This cookbook will teach you all you need to know about canning

ajc.com

Credit: Yvonne Zusel

Credit: Yvonne Zusel

Read this cookbook: “Canning for a New Generation: Bold, Fresh Flavors for the Modern Pantry, Updated and Expanded Edition” by Liana Krissoff (Abrams, $27.50).

Bumping in to an old friend who’s put on a few inches can elicit any number of responses, from gasps to bemused smiles. Not so with the hefty new version of Liana Krissoff’s essential “Canning for a New Generation” (2010), which clocks in a full 50 recipes thicker than the lithe, 200-recipe original.

This is the book I learned to can with, redux. So I can tell you straight away that the instructions for Strawberry and Lavender Jam; Blackberry Jam with Lemon Zest; Slow-Roasted Fig Preserves with Lemon; Pear and Ginger Preserves and a good many others have been well tested and blissfully spooned over biscuits by this reporter.

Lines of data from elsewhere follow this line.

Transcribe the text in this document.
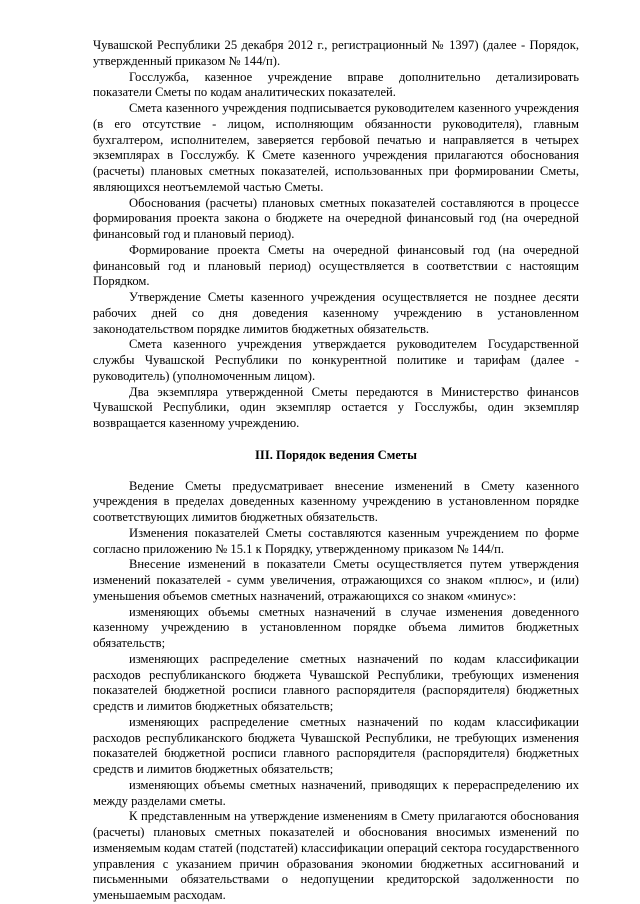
Чувашской Республики 25 декабря 2012 г., регистрационный № 1397) (далее - Порядок, утвержденный приказом № 144/п).

Госслужба, казенное учреждение вправе дополнительно детализировать показатели Сметы по кодам аналитических показателей.

Смета казенного учреждения подписывается руководителем казенного учреждения (в его отсутствие - лицом, исполняющим обязанности руководителя), главным бухгалтером, исполнителем, заверяется гербовой печатью и направляется в четырех экземплярах в Госслужбу. К Смете казенного учреждения прилагаются обоснования (расчеты) плановых сметных показателей, использованных при формировании Сметы, являющихся неотъемлемой частью Сметы.

Обоснования (расчеты) плановых сметных показателей составляются в процессе формирования проекта закона о бюджете на очередной финансовый год (на очередной финансовый год и плановый период).

Формирование проекта Сметы на очередной финансовый год (на очередной финансовый год и плановый период) осуществляется в соответствии с настоящим Порядком.

Утверждение Сметы казенного учреждения осуществляется не позднее десяти рабочих дней со дня доведения казенному учреждению в установленном законодательством порядке лимитов бюджетных обязательств.

Смета казенного учреждения утверждается руководителем Государственной службы Чувашской Республики по конкурентной политике и тарифам (далее - руководитель) (уполномоченным лицом).

Два экземпляра утвержденной Сметы передаются в Министерство финансов Чувашской Республики, один экземпляр остается у Госслужбы, один экземпляр возвращается казенному учреждению.

III. Порядок ведения Сметы

Ведение Сметы предусматривает внесение изменений в Смету казенного учреждения в пределах доведенных казенному учреждению в установленном порядке соответствующих лимитов бюджетных обязательств.

Изменения показателей Сметы составляются казенным учреждением по форме согласно приложению № 15.1 к Порядку, утвержденному приказом № 144/п.

Внесение изменений в показатели Сметы осуществляется путем утверждения изменений показателей - сумм увеличения, отражающихся со знаком «плюс», и (или) уменьшения объемов сметных назначений, отражающихся со знаком «минус»:

изменяющих объемы сметных назначений в случае изменения доведенного казенному учреждению в установленном порядке объема лимитов бюджетных обязательств;

изменяющих распределение сметных назначений по кодам классификации расходов республиканского бюджета Чувашской Республики, требующих изменения показателей бюджетной росписи главного распорядителя (распорядителя) бюджетных средств и лимитов бюджетных обязательств;

изменяющих распределение сметных назначений по кодам классификации расходов республиканского бюджета Чувашской Республики, не требующих изменения показателей бюджетной росписи главного распорядителя (распорядителя) бюджетных средств и лимитов бюджетных обязательств;

изменяющих объемы сметных назначений, приводящих к перераспределению их между разделами сметы.

К представленным на утверждение изменениям в Смету прилагаются обоснования (расчеты) плановых сметных показателей и обоснования вносимых изменений по изменяемым кодам статей (подстатей) классификации операций сектора государственного управления с указанием причин образования экономии бюджетных ассигнований и письменными обязательствами о недопущении кредиторской задолженности по уменьшаемым расходам.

From the former Athens writer’s maiden canning manual, I learned you don’t have to over-sugar fruit or use store-bought pectin. (Apple trimmings, citrus peel and under-ripe fruit are all naturally endowed with the gelling agent.) “I still use very little sugar in my preserves,” Krissoff writes in her preface, “but sugar itself, where it’s appropriate, doesn’t bother me as much as it did when I first started learning to can.” As a lover of old-fashioned jams and jellies, I’ll second (and third) that.

So what’s new here?

Well, a good many fermented fruits and veggies; more dried and dehydrated produce; DIY grenadine and ginger ale; and the absolutely wonderful sounding Carrot-Cardamom Sweet with Pistachios (a refrigerator condiment) and Blackberry Jam with Cracked Coriander.

As always, Krissoff includes recipes for dishes that actually call for her preserves so you can use ’em up and not let ’em molder. Thus the spicy green-mango condiment known as amba is slathered on an eggplant cutlet pita sandwich. And gosh, does it look good!

A lot can happen in five years. Krissoff has moved twice (from Georgia to Nebraska to West Virginia). The maker of Ball and Kerr products issued an edict saying you no longer have to heat the lids for jars processed 10 minutes or longer, thus making canning easier and more accessible. As the times have changed, so has this classic. And I’m thrilled to say: Hello, old pal. You’re looking swell.